Dix-huit mois plus tard, Adalbéron mourait (23 janvier 989). Gerbert avait eu des promesses ; il comptait que la reconnaissance d’Hugues Capet lui assurerait le siège de Reims. Mais celui-ci le donna à Arnoul, un bâtard du feu roi Lothaire, espérant désarmer ainsi les derniers Carolingiens. Le calcul ne réussit pas ; bien vite Arnoul trahit Hugues Capet, qui finit par mettre la main sur lui et demanda contre le prélat félon une sentence de déposition au pape Jean XV. Voir Mansi, Concil., t. xix, col. 173. Comme celui-ci tardait, le roi convoqua pour le 17 juin 991 un concile des prélats français au monastère de Saint-Basle de Verzy. Cette assemblée, dont Gerbert lui-même donne un long récit dans ses Acla concilii Remensis ad Sanclum Basolum, P. L., t. cxxxix, col. 287-338 (abrégé par Richer dans son Historia, t. IV, c. li-lxxiii, P. L., t. cxxxviii, col. 147155), groupait, avec les suffragants de Reims, les archevêques de Sens et de Bourges, les évêques d’Orléans, Autun, Langres et Mâcon, enfin un grand nombre d’abbés de monastères.
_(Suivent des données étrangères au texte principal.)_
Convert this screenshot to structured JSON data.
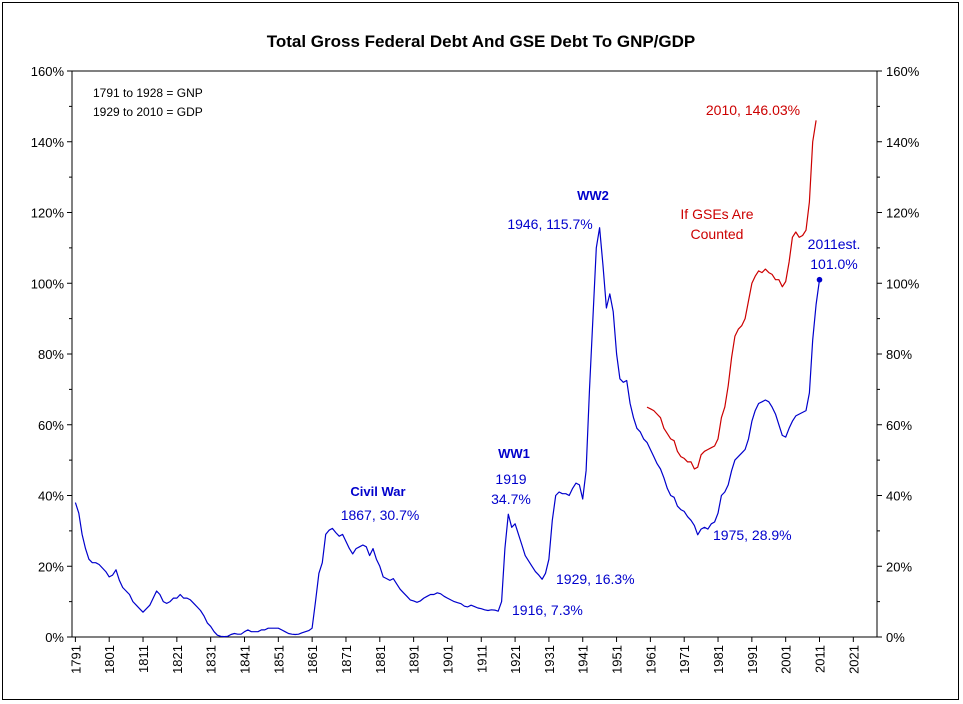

La présidence revenait à l’archevêque de Sens, Séguin ; mais le véritable animateur du concile était un autre Arnoul, évêque d’Orléans, dont Gerbert inspirait les démarches. Les deux rois, Hugues et son fils Robert, associé au trône, arrivèrent à l’assemblée le 18 juin.

Arnoul de Reims finit par avouer la trahison dont il s'était rendu coupable ; mais, quand il s’agit de statuer sur la peine, ses défenseurs, qui se recrutaient surtout parmi les abbés, firent valoir que la cause n'était plus intacte, puisque le pape en avait été régulièrement saisi ; d’ailleurs, c'était là une « cause majeure » que le droit, ou plutôt la jurisprudence, réservait au Saint-Siège. Depuis le ixe siècle, cette jurisprudence s'était inscrite dans les Fausses Décrétais, dont nul n’avait plus l’idée de contester l’authenticité. Les décrétales attribuées à Damase furent lues à l’assemblée ; elles auraient dû emporter pièce et empêcher le concile de procéder contre l’archevêque félon. Mais l'évêque d’Orléans, Arnoul, fourni d’arguments par Gerbert, ne s’en laissa pas imposer. Luimême et son inspirateur se rendaient obscurément compte que les collections canoniques authentiques étaient les témoins d’une jurisprudence toute différente de celle que préconisaient les faux isidoriens ; les conciles africains, en particulier, leur donnaient et des précédents et des textes législatifs montrant à l'évidence que les « causes majeures » dont on parlait tant n'étaient pas, de droit, réservées au Siège apostolique. Arnoul le dit, il le dit avec véhémence et bientôt de la région sereine des idées générales descendit dans le champ de la polémique contre les occupants du Siège apostolique. Bien des échos étaient venus jusqu’en France des événements pénibles ou même scandaleux qui, au cours du xe siècle, avaient déshonoré le Saint-Siège. Tout cela fut rappelé sans pitié. Le raisonnement d’Arnoul ne menait à rien de moins qu'à l’idée qu’il y avait lieu de refuser l’obéissance à des papes ignorants et immoraux. Que restait-il à faire aux Églises locales, sinon à s’organiser ellesmêmes dans une large autonomie. « Cherchons, disait l’orateur, où se pourraient trouver les éléments de la parole divine. A coup sûr, il y a en Gaule Belgique, en Germanie, des évêques tout à fait remarquables par leur piété… Ne vaudrait-il pas mieux s’en rapporter à leur jugement qu'à celui d’une ville où tout, à l’heure présente, est à l’encan, où les jugements se rendent non d’après l'équité, mais d’après la quantité des écus qui ont été versés ? » P. L., loc. cit., col. 314 B.